Johann Hari: From North Carolina, a model of how to transform education
It's proven that schools will succeed if they are genuinely comprehensive
The chief executive of Tesco, Britain's largest private employer, has issued a warning: are kids dont no nuffink. Terry Leahy said this week that our educational standards are "woefully low", and that young recruits to Tesco often have to be taught basic literacy, numeracy and communication skills before they can be unleashed on the aisles or stockrooms.
He's not alone. This warning rumbles across the country. A friend of mine is an academic at a middle-ranking university, and she recently showed me some of her students' essays. "It's quite normal for them not to know how to use paragraphs, or commas, or to be able to spell," she said, shaking her head. Some are barely literate, despite a clutch of A-levels. She found the same at two other universities.

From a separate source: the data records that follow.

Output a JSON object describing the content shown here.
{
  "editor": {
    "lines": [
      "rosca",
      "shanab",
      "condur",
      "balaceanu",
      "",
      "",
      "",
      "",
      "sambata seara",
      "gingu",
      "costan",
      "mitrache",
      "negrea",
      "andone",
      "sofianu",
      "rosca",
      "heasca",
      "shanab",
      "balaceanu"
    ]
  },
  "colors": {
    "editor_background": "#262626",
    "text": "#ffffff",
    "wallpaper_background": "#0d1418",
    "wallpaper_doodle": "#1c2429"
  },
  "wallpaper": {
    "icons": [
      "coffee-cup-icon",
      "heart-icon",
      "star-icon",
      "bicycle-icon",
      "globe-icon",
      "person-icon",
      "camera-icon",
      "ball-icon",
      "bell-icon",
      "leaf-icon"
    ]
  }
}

It's not enough to glibly announce that there's no problem, as the Government did this week. Yes, a Chicken Little cry that educational standards are plummeting echoes across every age: one of the oldest tablets ever discovered in an archaeological dig warns that the kids of today aren't what they use to be. Yes, there are still a lot of good schools. Yet there are more children getting into Oxbridge every year from the pool of 300 kids at Eton than from the 300,000 kids on free school meals. Either you believe those Etonians are born smarter – an absurd proposition – or our school system is failing poor children on a vast scale. How many great minds are we allowing to atrophy just because they weren't born to wealth?
It doesn't have to be like this. A far better system is possible; we just need to follow the evidence. And the road-map runs through – of all places – North Carolina. Something extraordinary has been happening in the state's schools over the past few decades, and the best guide to this experiment is an important new book by Professor Gerald Grant called Hope and Despair in the American City: Why There Are No Bad Schools in Raleigh.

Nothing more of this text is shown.